Мария Ватутина Имперский код

Ватутина Мария Олеговна родилась в Москве в 1968 году. По образованию юрист. Поэт, эссеист, прозаик. Автор двух стихотворных сборников. Публиковалась во многих журналах и альманахах. Постоянный автор нашего журнала.

* * *

Вот опять пора начинать от печки,

да подметки вдрызг и рубец в сердечке.

От тебя остались твои словечки

и подавленность — словно девятый вал

накрывал меня, переламывал.

Но земля под тобою разверзлась, чтобы

ты сорвался вниз на усладу мне.

Чтобы мне тебя не забыть до гроба,

да и в той сосне причитать во сне.

А еще есть имя твое, что въелось

как пятно в язык, не свести его.

Я жила тобой. И куда все делось?

Одного не ведаю. Одного.

Тополиная тоска

Баба Валя стоит на кухне, моет посуду.

Не дает смотреть тополиный пух мне, паря повсюду.

Это он лезет в глаза и пространство застит.

Баба Валя, моя слеза тополиной масти.

Баба Валя, моя слеза может ввысь подняться!

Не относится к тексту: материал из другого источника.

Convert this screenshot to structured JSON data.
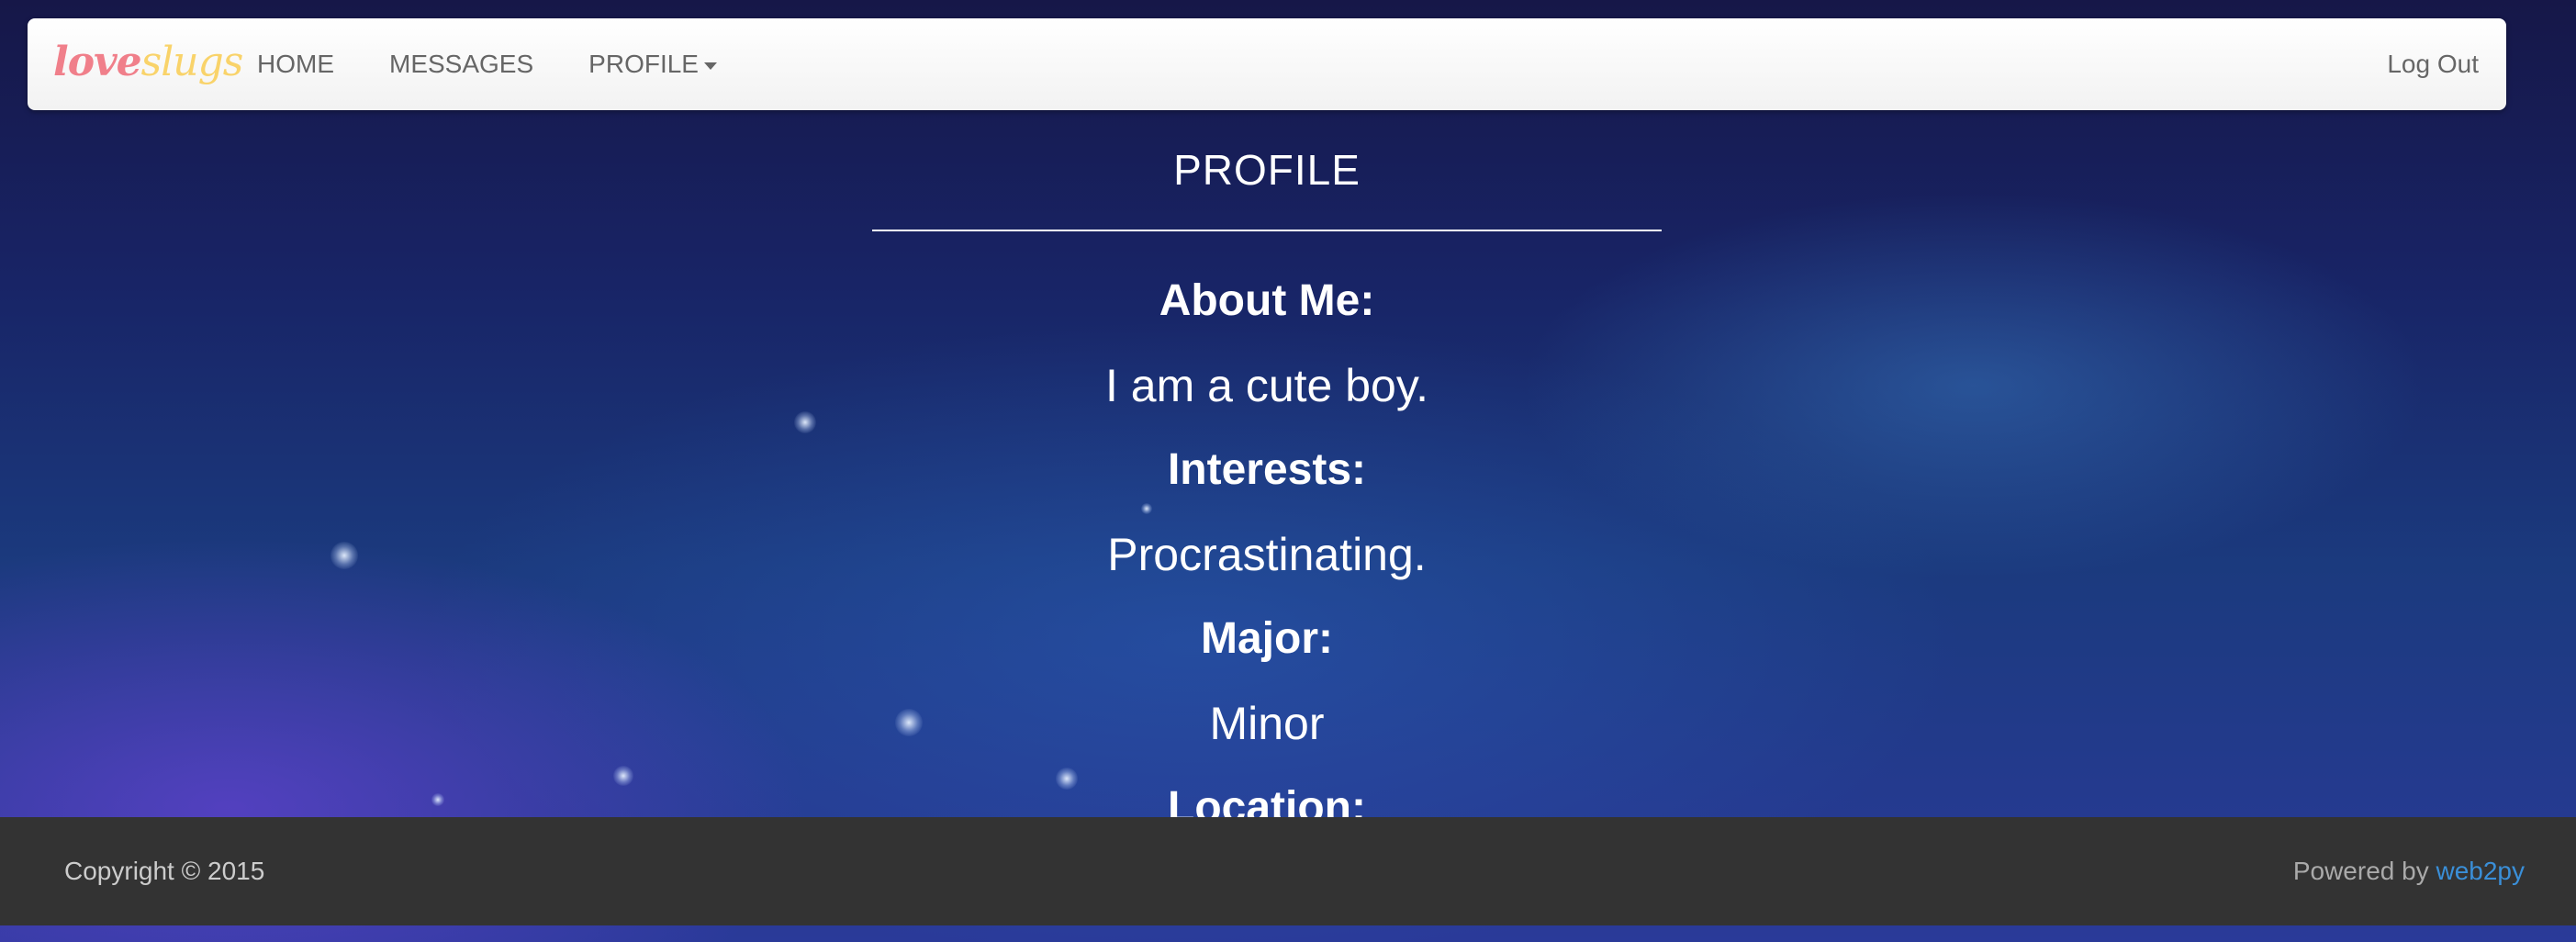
{
  "navbar": {
    "logo": {
      "part1": "love",
      "part2": "slugs"
    },
    "links": [
      {
        "label": "HOME"
      },
      {
        "label": "MESSAGES"
      },
      {
        "label": "PROFILE"
      }
    ],
    "logout_label": "Log Out"
  },
  "main": {
    "title": "PROFILE",
    "fields": [
      {
        "label": "About Me:",
        "value": "I am a cute boy."
      },
      {
        "label": "Interests:",
        "value": "Procrastinating."
      },
      {
        "label": "Major:",
        "value": "Minor"
      },
      {
        "label": "Location:"
      }
    ]
  },
  "footer": {
    "copyright": "Copyright © 2015",
    "powered_prefix": "Powered by",
    "powered_link": "web2py"
  },
  "colors": {
    "logo_love": "#f07f8a",
    "logo_slugs": "#f9d36a",
    "link_accent": "#3a8fd8",
    "footer_bg": "#333333"
  }
}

Но никак, но никак нельзя проморгаться.

А ладошка у вас какая, с листок березки,

что в окне, как ледышка Кая, без единой слезки.

Что, ровесница, не дрожишь еще от озноба?

То ли в небо лестница, то ли доска для гроба…

Комнатенка, подвид моллюска, кровать да шкапчик.

Баба Валя моя малюсенькая жеребенка шатче, —

Ничего не вижу, — шепнет, виновато глянет.

Может, и не ее уже нет, а меня нет.

Слезы застят мои зрачки и утешенья просят.

А у вашей деточки что ни год, то проседь.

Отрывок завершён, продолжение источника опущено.